This is motivated by the discussion here. The usual definition of the etale fundamental group (as in SGA 1) gives automatic profiniteness: Grothendieck's formulation of Galois theory states that any category with a "fiber functor" to the category of finite sets satisfying appropriate hypotheses is isomorphic to the category of finite, continuous $G$-sets for a well-defined profinite group $G$ (taken as the limit of the automorphism groups of Galois objects, or as the automorphism group of said fiber functor). In SGA1, the strategy is to take finite etale covers of a fixed (connected) scheme with the fiber functor the set of liftings of a geometric point.
One problem with this approach is that $H^1(X_{et}, G)$ for a finite group $G$ (which classifies $G$-torsors in the etale topology) is not isomorphic to $\hom(\pi_1(X, \overline{x}), G)$ unless $G$ is finite. Indeed, this would imply that the cohomology of the constant sheaf $\mathbb{Z}$ would always be trivial, but this is not true (e.g. for a nodal cubic).
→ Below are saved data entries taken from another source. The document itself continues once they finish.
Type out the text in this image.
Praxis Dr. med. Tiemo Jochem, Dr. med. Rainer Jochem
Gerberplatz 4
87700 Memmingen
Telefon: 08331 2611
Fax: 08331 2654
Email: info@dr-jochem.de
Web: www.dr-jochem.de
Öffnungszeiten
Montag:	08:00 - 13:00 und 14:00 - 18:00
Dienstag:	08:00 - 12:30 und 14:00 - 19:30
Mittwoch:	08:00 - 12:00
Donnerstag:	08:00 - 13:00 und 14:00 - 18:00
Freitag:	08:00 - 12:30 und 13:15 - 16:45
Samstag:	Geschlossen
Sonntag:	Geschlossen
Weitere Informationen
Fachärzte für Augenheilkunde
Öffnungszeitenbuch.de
However, Scott Carnahan asserts on the aforementioned thread that the "right" etale fundamental group of a nodal cubic should be $\mathbb{Z}$, not something profinite.
How exactly does this work? People have suggested that one can define it as a similar inverse limit of automorphism groups, but is there a similar equivalence of categories and an analogous formalism for weaker "Galois categories"? (Perhaps one wants not just all etale morphisms but, say, torsors: the disjoint union of two open immersions might not be the right candidate.) I'm pretty sure that the finiteness is necessary in the usual proofs of Galois theory, but maybe there's something more.